Текст книги "Дневник Великого поста"
Автор книги: Александр Дьяченко
Жанр: Биографии и Мемуары, Публицистика
Возрастные ограничения: +12
сообщить о неприемлемом содержимом
Текущая страница: 28 (всего у книги 30 страниц)
Великая сила искусства
Вчера вечером решил, что сегодня утром отсыпаюсь часов до восьми.
И снится сон. Будто мне предложили принять участие в спектакле. Причем все роли распределены между знакомыми отцами. Я было отказываться, какой, мол, из меня артист? Мне говорят: не волнуйся, у тебя роль статиста. Выйдешь в одном месте и скажешь «кушать подано».
Играем суд над Христом у Понтия Пилата. В момент, когда решают Христа распять, мне нужно выступить вперед перед толпой и сказать: «Оставьте Его!»
Ладно, начинаем репетировать. Поначалу забавно, еще и одежды такие чудные. Потом меня вдруг начинает заедать, у всех полновесные роли, а у меня одна-единственная фраза всего из двух слов. Пытаюсь интерпретировать: «Оставьте, оставьте Его!» Что-то еще добавил. Слушаю, как голос звучит.

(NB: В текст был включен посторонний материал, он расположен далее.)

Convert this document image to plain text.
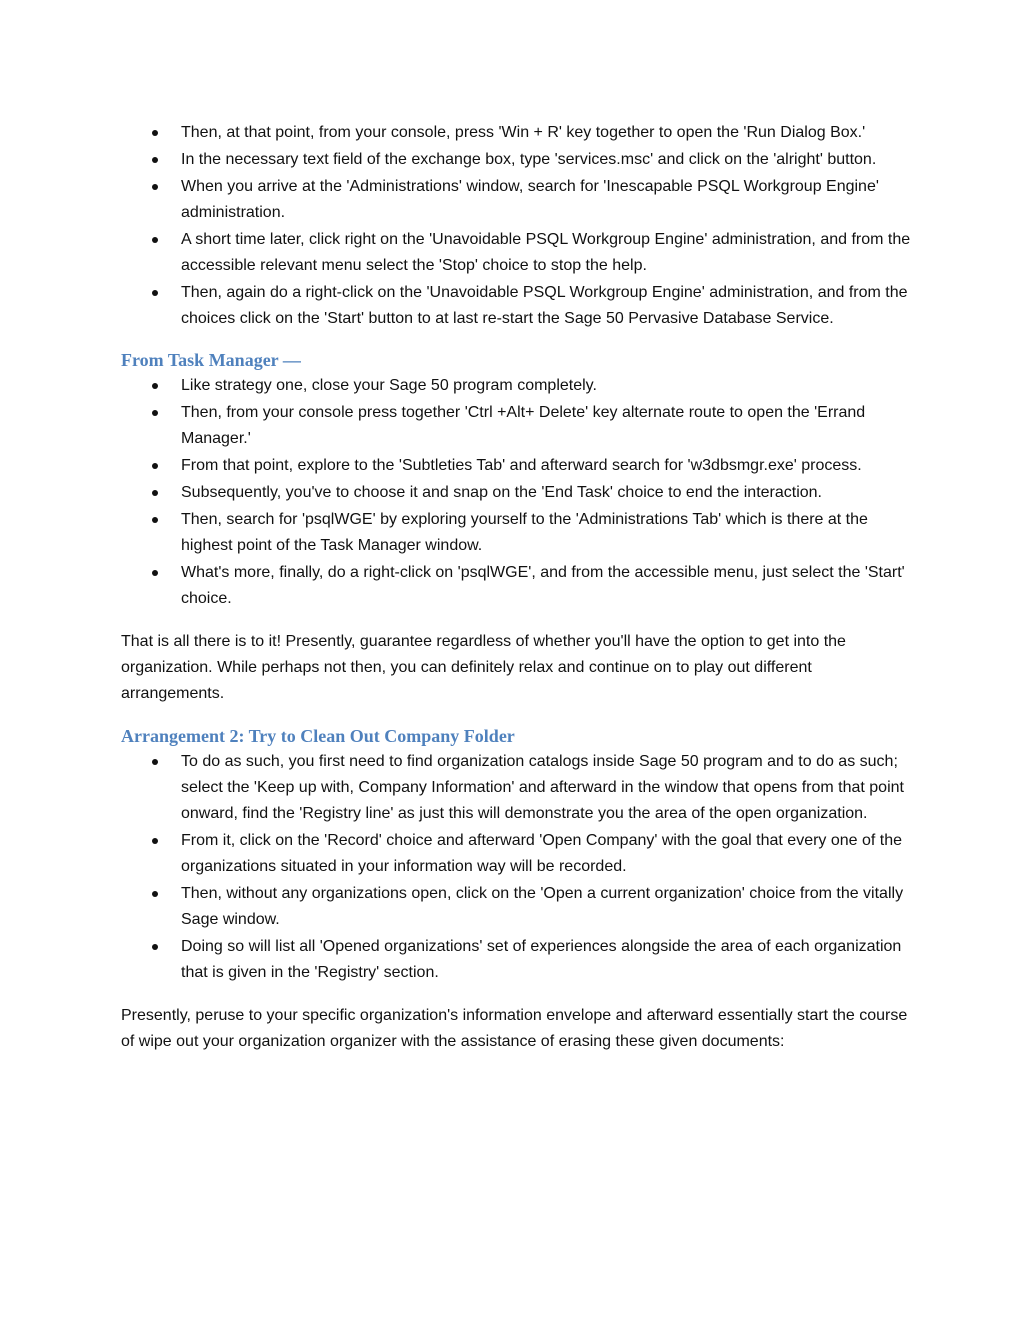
Then, at that point, from your console, press 'Win + R' key together to open the 'Run Dialog Box.'
In the necessary text field of the exchange box, type 'services.msc' and click on the 'alright' button.
When you arrive at the 'Administrations' window, search for 'Inescapable PSQL Workgroup Engine' administration.
A short time later, click right on the 'Unavoidable PSQL Workgroup Engine' administration, and from the accessible relevant menu select the 'Stop' choice to stop the help.
Then, again do a right-click on the 'Unavoidable PSQL Workgroup Engine' administration, and from the choices click on the 'Start' button to at last re-start the Sage 50 Pervasive Database Service.
From Task Manager —
Like strategy one, close your Sage 50 program completely.
Then, from your console press together 'Ctrl +Alt+ Delete' key alternate route to open the 'Errand Manager.'
From that point, explore to the 'Subtleties Tab' and afterward search for 'w3dbsmgr.exe' process.
Subsequently, you've to choose it and snap on the 'End Task' choice to end the interaction.
Then, search for 'psqlWGE' by exploring yourself to the 'Administrations Tab' which is there at the highest point of the Task Manager window.
What's more, finally, do a right-click on 'psqlWGE', and from the accessible menu, just select the 'Start' choice.

That is all there is to it! Presently, guarantee regardless of whether you'll have the option to get into the organization. While perhaps not then, you can definitely relax and continue on to play out different arrangements.

Arrangement 2: Try to Clean Out Company Folder
To do as such, you first need to find organization catalogs inside Sage 50 program and to do as such; select the 'Keep up with, Company Information' and afterward in the window that opens from that point onward, find the 'Registry line' as just this will demonstrate you the area of the open organization.
From it, click on the 'Record' choice and afterward 'Open Company' with the goal that every one of the organizations situated in your information way will be recorded.
Then, without any organizations open, click on the 'Open a current organization' choice from the vitally Sage window.
Doing so will list all 'Opened organizations' set of experiences alongside the area of each organization that is given in the 'Registry' section.

Presently, peruse to your specific organization's information envelope and afterward essentially start the course of wipe out your organization organizer with the assistance of erasing these given documents:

И вдруг будто и не сцена это вовсе, а на самом деле вылез перед толпой и ору:
«Оставьте! Оставьте Его! Это же Человек! Это Человек!»

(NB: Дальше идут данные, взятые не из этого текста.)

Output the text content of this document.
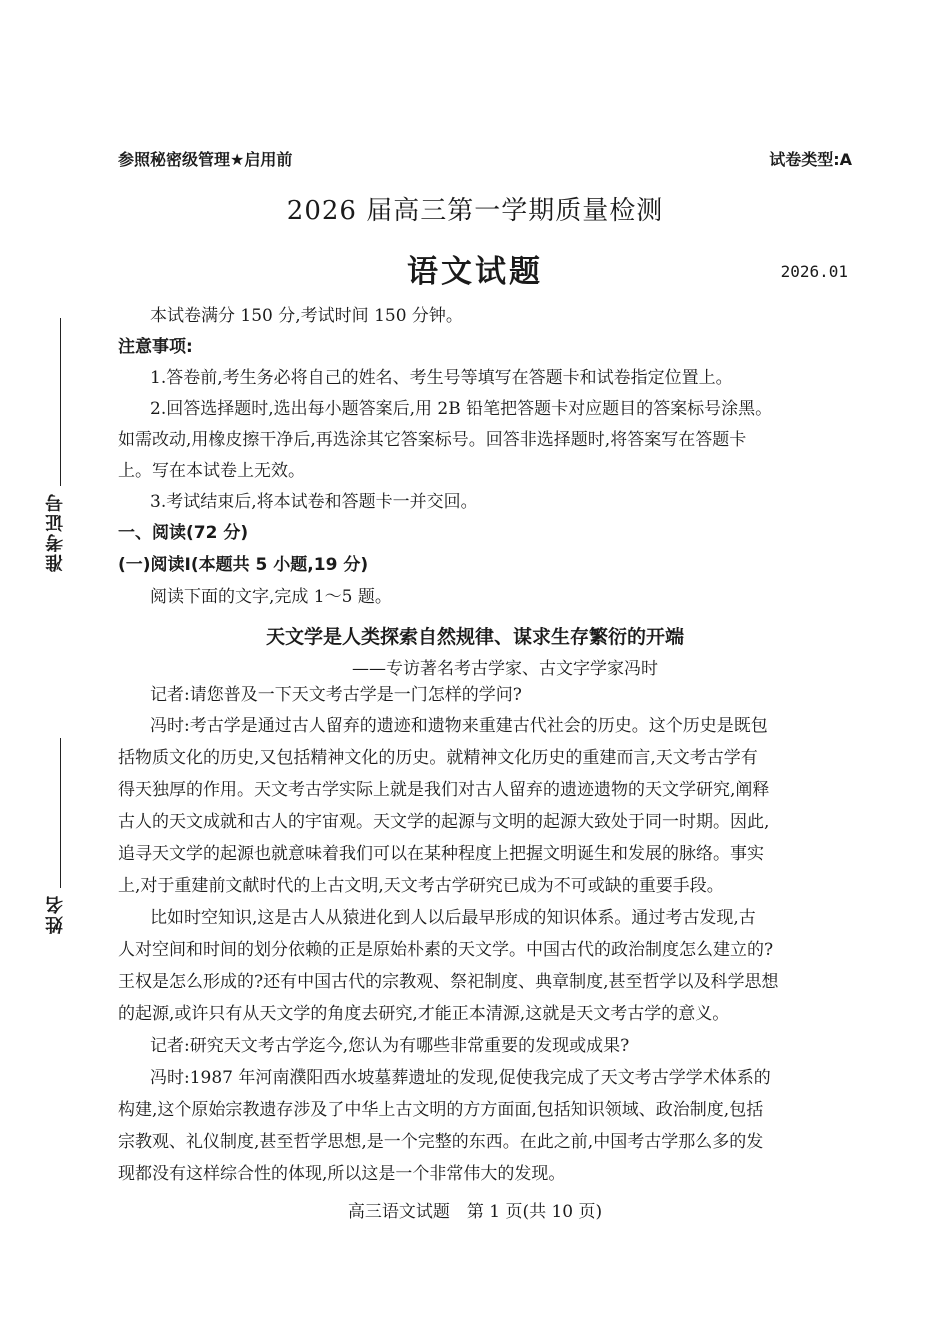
参照秘密级管理★启用前	试卷类型:A
2026 届高三第一学期质量检测
语文试题	2026.01
准考证号
姓名
本试卷满分 150 分,考试时间 150 分钟。
注意事项:
1.答卷前,考生务必将自己的姓名、考生号等填写在答题卡和试卷指定位置上。
2.回答选择题时,选出每小题答案后,用 2B 铅笔把答题卡对应题目的答案标号涂黑。
如需改动,用橡皮擦干净后,再选涂其它答案标号。回答非选择题时,将答案写在答题卡
上。写在本试卷上无效。
3.考试结束后,将本试卷和答题卡一并交回。
一、阅读(72 分)
(一)阅读Ⅰ(本题共 5 小题,19 分)
阅读下面的文字,完成 1～5 题。
天文学是人类探索自然规律、谋求生存繁衍的开端
——专访著名考古学家、古文字学家冯时
记者:请您普及一下天文考古学是一门怎样的学问?
冯时:考古学是通过古人留弃的遗迹和遗物来重建古代社会的历史。这个历史是既包
括物质文化的历史,又包括精神文化的历史。就精神文化历史的重建而言,天文考古学有
得天独厚的作用。天文考古学实际上就是我们对古人留弃的遗迹遗物的天文学研究,阐释
古人的天文成就和古人的宇宙观。天文学的起源与文明的起源大致处于同一时期。因此,
追寻天文学的起源也就意味着我们可以在某种程度上把握文明诞生和发展的脉络。事实
上,对于重建前文献时代的上古文明,天文考古学研究已成为不可或缺的重要手段。
比如时空知识,这是古人从猿进化到人以后最早形成的知识体系。通过考古发现,古
人对空间和时间的划分依赖的正是原始朴素的天文学。中国古代的政治制度怎么建立的?
王权是怎么形成的?还有中国古代的宗教观、祭祀制度、典章制度,甚至哲学以及科学思想
的起源,或许只有从天文学的角度去研究,才能正本清源,这就是天文考古学的意义。
记者:研究天文考古学迄今,您认为有哪些非常重要的发现或成果?
冯时:1987 年河南濮阳西水坡墓葬遗址的发现,促使我完成了天文考古学学术体系的
构建,这个原始宗教遗存涉及了中华上古文明的方方面面,包括知识领域、政治制度,包括
宗教观、礼仪制度,甚至哲学思想,是一个完整的东西。在此之前,中国考古学那么多的发
现都没有这样综合性的体现,所以这是一个非常伟大的发现。
高三语文试题　第 1 页(共 10 页)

Пытаюсь заслонить Его собой. Тогда берут меня за руки, за ноги и отбрасывают далеко за спины кричащих. Поднимаюсь и вновь пытаюсь пробиться к Еосподу, но куда там, сплошная стена.
Проснулся в слезах. Посмотрел на часы – пять утра. Больше так и не уснул.
Матушка в таких случаях всегда говорит: глаза открыл – сон забыл! Весь день пытался забыть, ничего не получается…
О человеческих взаимоотношениях
Помню, давно уже, мне сестра рассказывала. Случайно в общественном транспорте она услышала разговор двух подружек, девиц легкого поведения:
– Представляешь? Познакомилась с одним молодым человеком. Цветы подарил, на свидание зовет. Намекает про серьезные намерения.
– А ты чего?
– Чего-чего? Что я, дура за просто так с мужиком ложиться?
Привычка за все брать деньги накладывает табу на человеческие отношения, дружбу, любовь.
Мои знакомые таксисты, проезжая мимо, даже если они свободны, никогда не предлагают подбросить до храма или обратно в поселок. Они меня знают и денег с попа взять не могут, тем более что я не голосую. Но и бесплатно им меня катать тоже рука не поднимается. Потому, проезжая мимо, они делают вид, будто меня не узнают. Я отношусь к этому спокойно и даже сочувственно. В последний момент отворачиваюсь и тоже как бы их не замечаю.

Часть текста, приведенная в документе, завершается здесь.